In this instance it pleased him to think of his mother and one of the women he loved discussing his health. If he existed primarily in the solicitudes of women, then he doubly existed when two of them were worrying about him together. And yes, they were right, he was looking tired.

‘I've got this headache that won't go away,' he said, in corroboration.

‘Where?'

‘In my head, where do you think?'

‘Don't be smart with your mother, Marvin. It matters in which part of your head you have it. Don't forget I know about headaches. Norbert began with headaches.'

‘Well, this one's in every part of my head. It's vague. It's sort of all over. But listen, don't worry about it. I shouldn't have said anything. It's nothing. It's probably just a spiritual after-effect of the accident.'

Oops, the accident!

He had promised himself not to trouble her with that. Once upon a time he'd have rung her from the ambulance, let her hear the sirens at close range. ‘Here, Ma, talk to the paramedic while he's pressing on my heart. What's that trickling sound? My blood, Ma, my blood ebbing away, what do you think it is!' But he was a grown man now, older than she was when he went to university, older than she was when he married Hazel even. And there are some things a grown man spares his mother, such as being knocked down in the middle of Soho by a crazed bicycling faggot-impersonator whom his wife must now reasonably be presumed to be fucking. His mother didn't need
to know any of that, did she? And he didn't need to tell her. An impressive decision or what? And he'd done well. For eight whole days he hadn't breathed a word. Until oops, the accident. After which he had absolutely no choice but to spill the beans.
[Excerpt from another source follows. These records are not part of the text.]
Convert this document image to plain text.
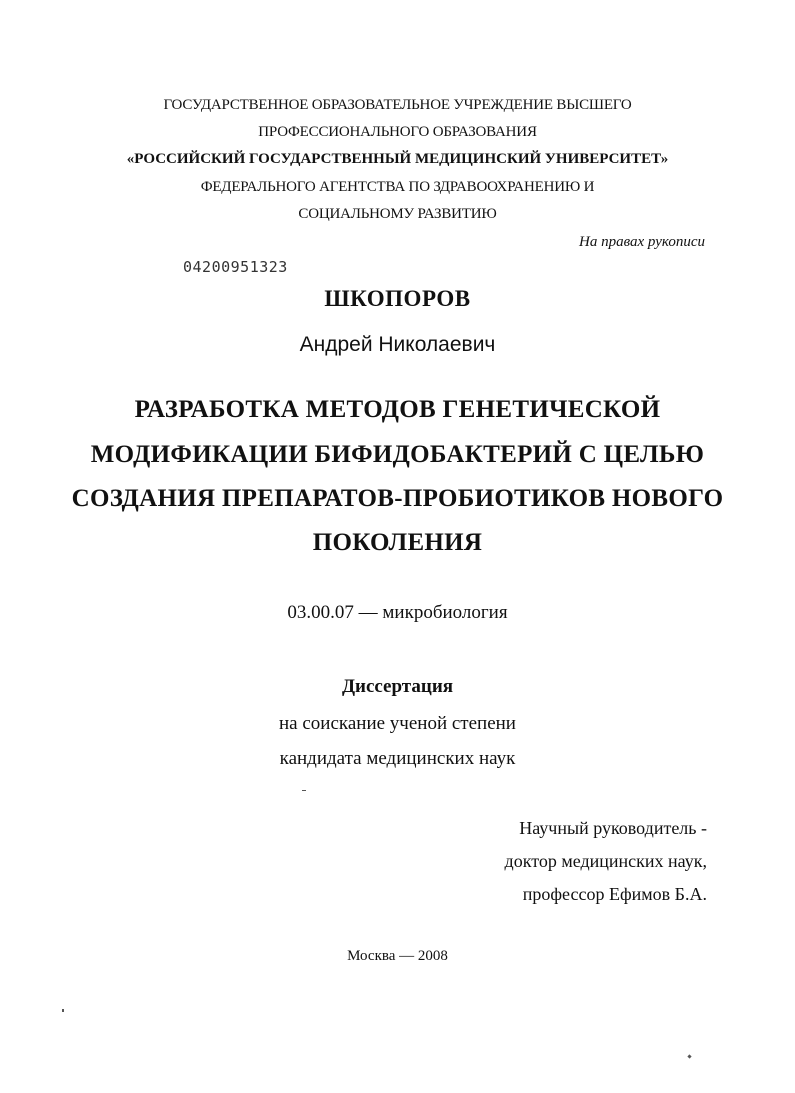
ГОСУДАРСТВЕННОЕ ОБРАЗОВАТЕЛЬНОЕ УЧРЕЖДЕНИЕ ВЫСШЕГО
ПРОФЕССИОНАЛЬНОГО ОБРАЗОВАНИЯ
«РОССИЙСКИЙ ГОСУДАРСТВЕННЫЙ МЕДИЦИНСКИЙ УНИВЕРСИТЕТ»
ФЕДЕРАЛЬНОГО АГЕНТСТВА ПО ЗДРАВООХРАНЕНИЮ И
СОЦИАЛЬНОМУ РАЗВИТИЮ
На правах рукописи
04200951323
ШКОПОРОВ
Андрей Николаевич
РАЗРАБОТКА МЕТОДОВ ГЕНЕТИЧЕСКОЙ
МОДИФИКАЦИИ БИФИДОБАКТЕРИЙ С ЦЕЛЬЮ
СОЗДАНИЯ ПРЕПАРАТОВ-ПРОБИОТИКОВ НОВОГО
ПОКОЛЕНИЯ
03.00.07 — микробиология
Диссертация
на соискание ученой степени
кандидата медицинских наук
Научный руководитель -
доктор медицинских наук,
профессор Ефимов Б.А.
Москва — 2008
And with such immoderation of language and vehemence of feeling that anybody listening would have thought it was the poor woman's doing.

Which it was, really, for having set him on the road to seriousness.

Her fault.

When he next awoke it was dark. He looked at his watch. It was almost one in the morning. And Hazel not back. The light rain was still falling, but that hadn't deterred some mad fuckers from playing croquet. He heard the chock of the mallet on the ball. That queer colonial sound. Then whispering. Then another hollow chock. Not an urgent game, whoever was playing. Then nothing. He got up and went to the window, much as Hazel had the night before. And saw the watery outline of the moon above the moor, and saw the silhouette of a hermit's chapel on a tor, and saw Nyman leaning on his mallet with a stange expression on his floury face and his
heimat
pants down round his ankles. And on her knees, somewhat abstracted, like a washer woman rubbing shirts upon the pebbles in a river, or a half-hearted nun in her devotions, looking somewhere else, not Hazel, definitely not Hazel, unless the darkness were playing tricks on him, but Chas.